Got this today; might be of interest to the participants
in the MP3 debate
My professor at Wharton just published a research paper, quantifying the effects of digital downloads on the sales of CDs - on the topic of the industry debate as to whether illegal downloads are destroying CD sales or whether there is a promotional side benefit from it.
He asked the question: “Would the people who are downloading music buy the music had they not downloaded it?”
In the study, he performed a lot of statistical modeling to determine the relationships and correlations between sales and downloads, using data from tracking peer to peer downloads and weekly CD sales figures.
Some of the results seem quite surprising, while others are expected. According to the study:
1) The top albums (over 600,000 copies, top 25%) were helped by the downloading, those with lower than 36,000 copies had a negative effect.

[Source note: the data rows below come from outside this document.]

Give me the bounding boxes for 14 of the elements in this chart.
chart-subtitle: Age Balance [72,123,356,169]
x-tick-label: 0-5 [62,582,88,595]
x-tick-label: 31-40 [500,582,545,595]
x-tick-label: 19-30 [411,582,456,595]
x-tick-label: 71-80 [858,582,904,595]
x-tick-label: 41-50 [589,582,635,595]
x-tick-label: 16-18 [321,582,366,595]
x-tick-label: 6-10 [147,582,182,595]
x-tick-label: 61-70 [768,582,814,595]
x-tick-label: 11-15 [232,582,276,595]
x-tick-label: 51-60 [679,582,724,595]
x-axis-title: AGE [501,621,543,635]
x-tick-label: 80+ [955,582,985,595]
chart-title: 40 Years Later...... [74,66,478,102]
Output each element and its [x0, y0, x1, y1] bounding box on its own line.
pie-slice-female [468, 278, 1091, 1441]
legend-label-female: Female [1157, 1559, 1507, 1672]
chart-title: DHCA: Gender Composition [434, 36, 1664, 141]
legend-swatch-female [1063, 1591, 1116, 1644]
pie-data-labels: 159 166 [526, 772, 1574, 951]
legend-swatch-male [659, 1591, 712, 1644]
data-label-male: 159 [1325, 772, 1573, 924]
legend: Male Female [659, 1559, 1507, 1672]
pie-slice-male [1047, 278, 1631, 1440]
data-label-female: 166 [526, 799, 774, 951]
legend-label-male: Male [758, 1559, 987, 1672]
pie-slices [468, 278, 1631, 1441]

2) Most people download individual songs, not entire albums. About 90% of the songs on most popular albums are downloaded less than 11 times, and there is a high download concentration toward hits.
3) Music industry marketing still greatly influences people’s habits, both from a sales and downloading aspect.
His press release (.doc) and the full paper (.pdf) are attached.
Some interesting stuff there, especially #1, which would seem to contradict what a lot of us had hoped about downloading, i.e. that it would give little albums a boost. And, of course, #2 will worry Tom Ellard. But someone smarter than me will have to check the methods and the data.